TEXT OF STORY
Bill Radke: Twenty years ago today, Chinese soldiers fired on their own citizens near Tiananmen Square. The whole world knows about those events. But inside China, you’re gonna have a hard time finding it on the Internet. That information cut-off is a major challenge to American dot-com firms as they try to profit from the world’s largest Internet population. From Shanghai, Marketplace’s Scott Tong reports.
Scott Tong: Try to Flickr your photos or Twitter your blog in China today and you come to this digital destination: Page Load Error. China’s net police have cut off access to these sites, plus MySpace, Wikipedia and YouTube.
It’s the digital equivalent of the real-life fence that went up around Tiananmen Square last night. Common wisdom says Beijing wants to keep out any inflammatory videos or commentary that might stir up the masses on this 20th anniversary. For U.S. dot-com firms, it all makes for virtual indigestion.

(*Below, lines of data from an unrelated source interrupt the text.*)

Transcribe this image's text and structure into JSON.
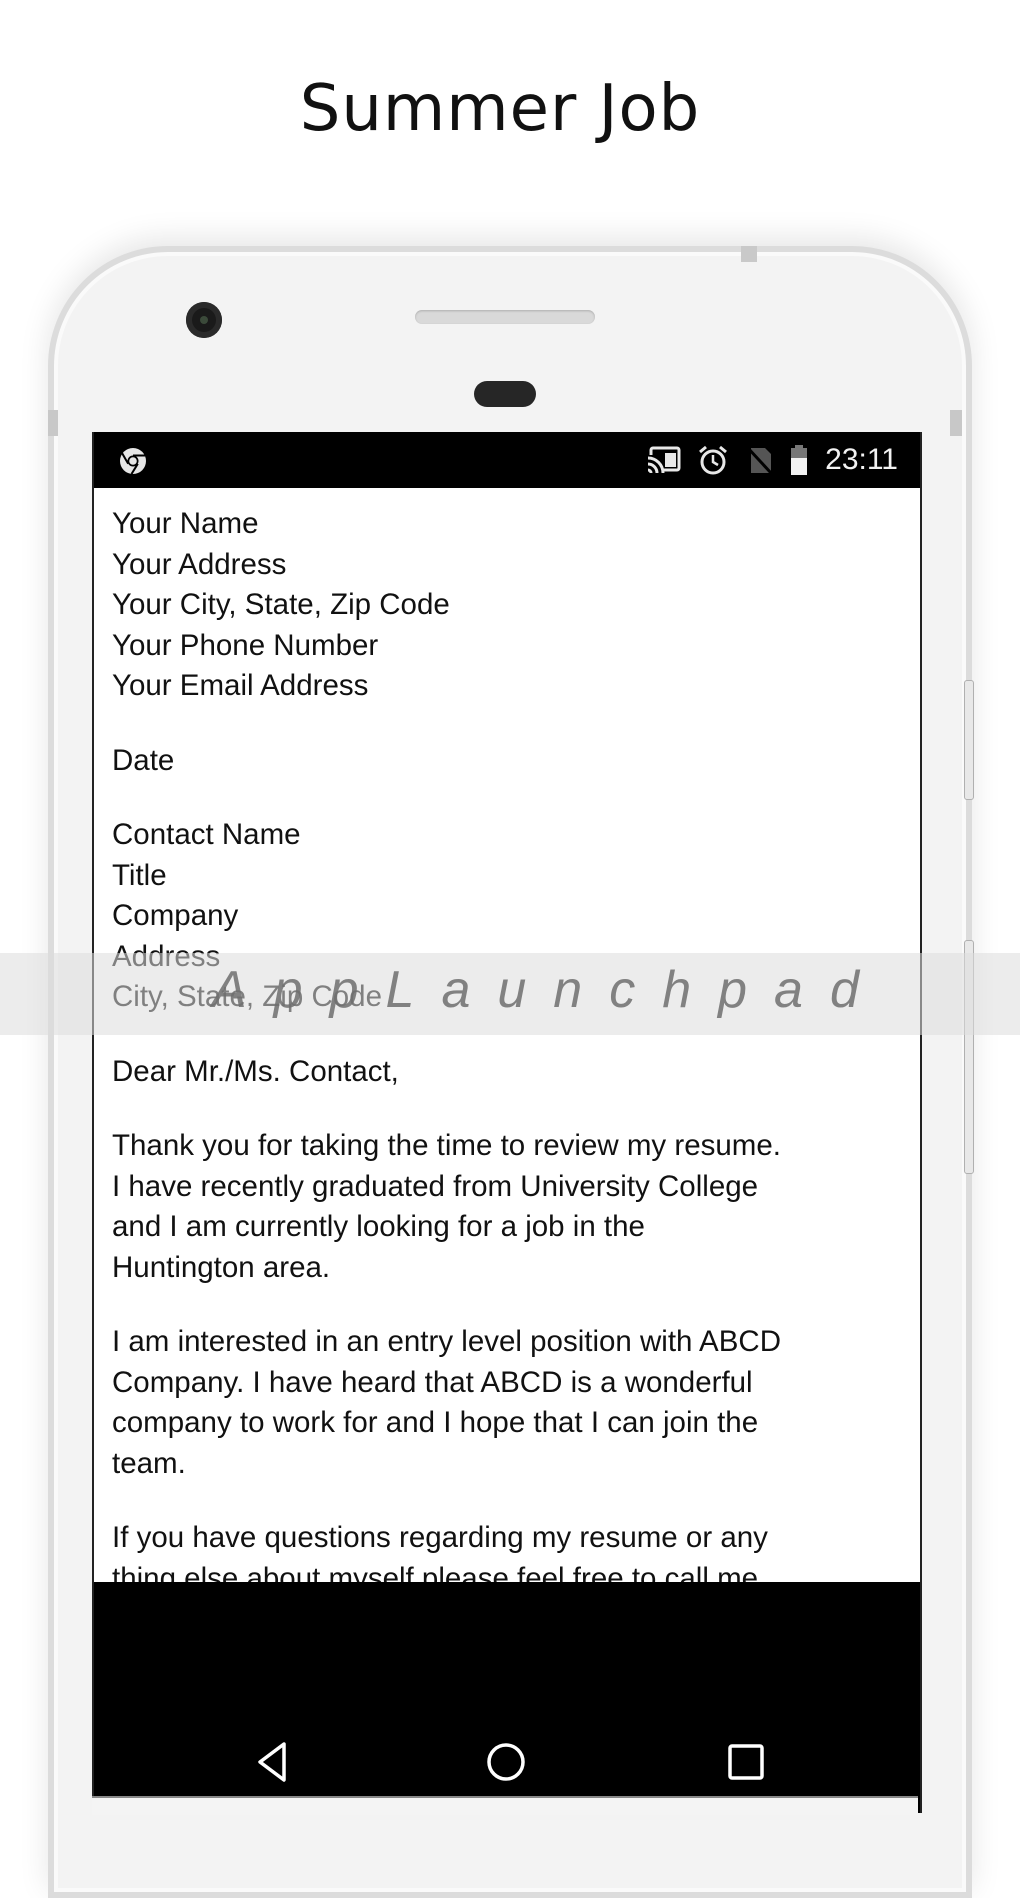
{
  "headline": "Summer Job",
  "status_bar": {
    "left_icons": [
      "chrome-icon"
    ],
    "right_icons": [
      "cast-icon",
      "alarm-icon",
      "no-sim-icon",
      "battery-icon"
    ],
    "time": "23:11"
  },
  "letter": {
    "sender": [
      "Your Name",
      "Your Address",
      "Your City, State, Zip Code",
      "Your Phone Number",
      "Your Email Address"
    ],
    "date": "Date",
    "recipient": [
      "Contact Name",
      "Title",
      "Company",
      "Address",
      "City, State, Zip Code"
    ],
    "salutation": "Dear Mr./Ms. Contact,",
    "paragraph1": [
      "Thank you for taking the time to review my resume.",
      "I have recently graduated from University College",
      "and I am currently looking for a job in the",
      "Huntington area."
    ],
    "paragraph2": [
      "I am interested in an entry level position with ABCD",
      "Company. I have heard that ABCD is a wonderful",
      "company to work for and I hope that I can join the",
      "team."
    ],
    "paragraph3": [
      "If you have questions regarding my resume or any",
      "thing else about myself please feel free to call me"
    ]
  },
  "nav_bar": {
    "buttons": [
      "back-icon",
      "home-icon",
      "recents-icon"
    ]
  },
  "watermark": "AppLaunchpad"
}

David Wolf heads a corporate advisory in Beijing:
David Wolf: It’s sort of the cost of doing business here. The price that you pay for access to, you know, hundreds of millions of eyeballs.
And the cost is high, since the American firms by and large are losing to Chinese competitors. The Chinese sites steer clear of the censors by filtering out touchy content.
Wolf thinks the Americans need to play by the same rules to win here:
Wolf: Well you can call it in-house editors, you can call it self-censorship, call it whatever you want. If you don’t want to make those compromises, don’t come to China.
But opponents of those compromises say the American firms should defend free speech around the world.
Beijing will likely unblock sites like YouTube and Twitter in the next couple of days — at least until the next anniversary.
In Shanghai, I’m Scott Tong for Marketplace.